You've criticized the use of torture, yet reportedly will not bring criminal charges against those who authorized or conducted torture during the Bush years. Your administration doesn't see it as politically expedient, and Bush might give "preemptive" pardons anyway.
But can we really end this dark chapter in our nation's history without even an investigation? A Truth Commission, perhaps? Providing blanket immunity to all low-level and senior government officials won't prevent possible war crimes from happening again. Quite the opposite.
4. Expose Bush & Co., and ditch the national surveillance state
Speaking of war crimes, how about Bush, Cheney and the rest? You'll soon be given access to Bush-era secret orders and opinions authorizing everything from surveillance to detention. You'll no doubt rescind many, to great fanfare, but what about sharing this evidence of Bush-year excesses with the public?
Yes, Bush could file a lawsuit and invoke executive privilege, but it's worth the fight. The only other option is shielding Bush & Co., similar to how you will reportedly shield those government officials involved in torture. But the public deserves to know. And if Bush administration officials violated the law, they should be prosecuted.
Now, back to your vote for both the PATRIOT Act reauthorization in 2006 and the Foreign Intelligence Surveillance Act amendment in 2008. These and other rollbacks in domestic civil liberties under Bush are inexcusable and must be addressed. We'll be waiting for you to do that.
5. Choose Main Street (not Wall Street)
Just this month you promised Americans that they can "turn the page on policies that have put the greed and irresponsibility of Wall Street before the hard work and sacrifice of folks on Main Street."
Yet, as Bloomberg notes, "almost half the people" on your Transition Economic Advisory Board "have held fiduciary positions at companies that, to one degree or another, either fried their financial statements, helped send the world into an economic tailspin, or both."
This includes, for example, Anne Mulcahy and Richard Parsons, both of whom were Fannie Mae directors when the company fudged accounting rules.

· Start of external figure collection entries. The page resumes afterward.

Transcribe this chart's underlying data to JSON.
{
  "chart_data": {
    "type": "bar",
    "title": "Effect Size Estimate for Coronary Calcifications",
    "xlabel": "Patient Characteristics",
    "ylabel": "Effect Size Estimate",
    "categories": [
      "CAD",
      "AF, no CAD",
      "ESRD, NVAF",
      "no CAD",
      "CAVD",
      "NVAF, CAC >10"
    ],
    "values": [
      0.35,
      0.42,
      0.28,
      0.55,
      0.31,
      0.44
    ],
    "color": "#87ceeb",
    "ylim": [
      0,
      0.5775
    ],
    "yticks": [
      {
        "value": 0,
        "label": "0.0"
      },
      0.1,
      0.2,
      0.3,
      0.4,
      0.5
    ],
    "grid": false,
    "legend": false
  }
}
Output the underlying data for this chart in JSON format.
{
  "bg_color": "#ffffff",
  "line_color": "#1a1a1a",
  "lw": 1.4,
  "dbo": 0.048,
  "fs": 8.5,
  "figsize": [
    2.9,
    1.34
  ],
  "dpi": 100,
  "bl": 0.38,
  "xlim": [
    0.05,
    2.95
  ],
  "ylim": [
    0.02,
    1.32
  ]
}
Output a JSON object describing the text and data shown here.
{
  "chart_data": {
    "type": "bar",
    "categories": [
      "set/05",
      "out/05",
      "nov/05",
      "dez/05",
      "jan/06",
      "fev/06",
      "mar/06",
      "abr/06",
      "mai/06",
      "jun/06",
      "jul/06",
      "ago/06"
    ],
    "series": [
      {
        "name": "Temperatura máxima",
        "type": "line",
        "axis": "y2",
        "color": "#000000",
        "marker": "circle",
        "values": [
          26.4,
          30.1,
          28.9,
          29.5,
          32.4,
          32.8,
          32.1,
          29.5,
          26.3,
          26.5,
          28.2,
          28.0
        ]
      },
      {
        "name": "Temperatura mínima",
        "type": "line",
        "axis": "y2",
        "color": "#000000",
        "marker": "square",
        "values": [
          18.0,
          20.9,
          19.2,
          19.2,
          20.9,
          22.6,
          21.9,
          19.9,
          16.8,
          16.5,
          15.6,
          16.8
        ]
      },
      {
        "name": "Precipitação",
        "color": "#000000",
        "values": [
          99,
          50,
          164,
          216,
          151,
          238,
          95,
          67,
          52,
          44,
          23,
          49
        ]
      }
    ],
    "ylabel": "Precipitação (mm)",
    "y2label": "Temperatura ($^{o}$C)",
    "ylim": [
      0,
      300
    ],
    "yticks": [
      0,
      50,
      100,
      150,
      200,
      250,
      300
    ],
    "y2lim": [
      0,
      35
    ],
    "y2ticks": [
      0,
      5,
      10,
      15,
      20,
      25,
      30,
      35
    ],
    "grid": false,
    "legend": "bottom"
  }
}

Ditto for another of your team members, William Daley.
Mulcahy and Parsons additionally held executive posts when their companies (Xerox Corp. and Time Warner Inc., respectively) got busted for accounting fraud by the Securities and Exchange Commission.
Also on your team is Richard Rubin, who as Bloomberg notes, was "chairman of Citigroup Inc.'s executive committee when the bank pushed bogus analyst research, helped Enron Corp. cook its books, and got caught baking its own. He was a director from 2000 to 2006 at Ford Motor Co., which also committed accounting fouls and now is begging Uncle Sam for Citigroup-style bailout cash."
The list of questionable appointees to your Transitional Economic Advisory Board goes on and on, begging the question: Is this really the best you could come up with? How about Joseph Stiglitz, Sheila Bair, Nouriel Roubini or James K. Galbraith, for starters? Someone who represents labor?
Meanwhile, we're stuck with this nasty bailout bill – which you voted for.
Others, such as Sen. Russ Feingold (D-WI), realized the bill's problems and voted against it. Feingold said that the Wall Street bailout legislation, "fails to reform the flawed regulatory structure that permitted this crisis to arise in the first place. And it doesn't do enough to address the root cause of the credit market collapse, namely the housing crisis. Taxpayers deserve a plan that puts their concerns ahead of those who got us into this mess."
Feingold was right.
In short, Mr. President-elect, you promised "Change we can believe in," but across the board it's looking a lot more like "Business as usual."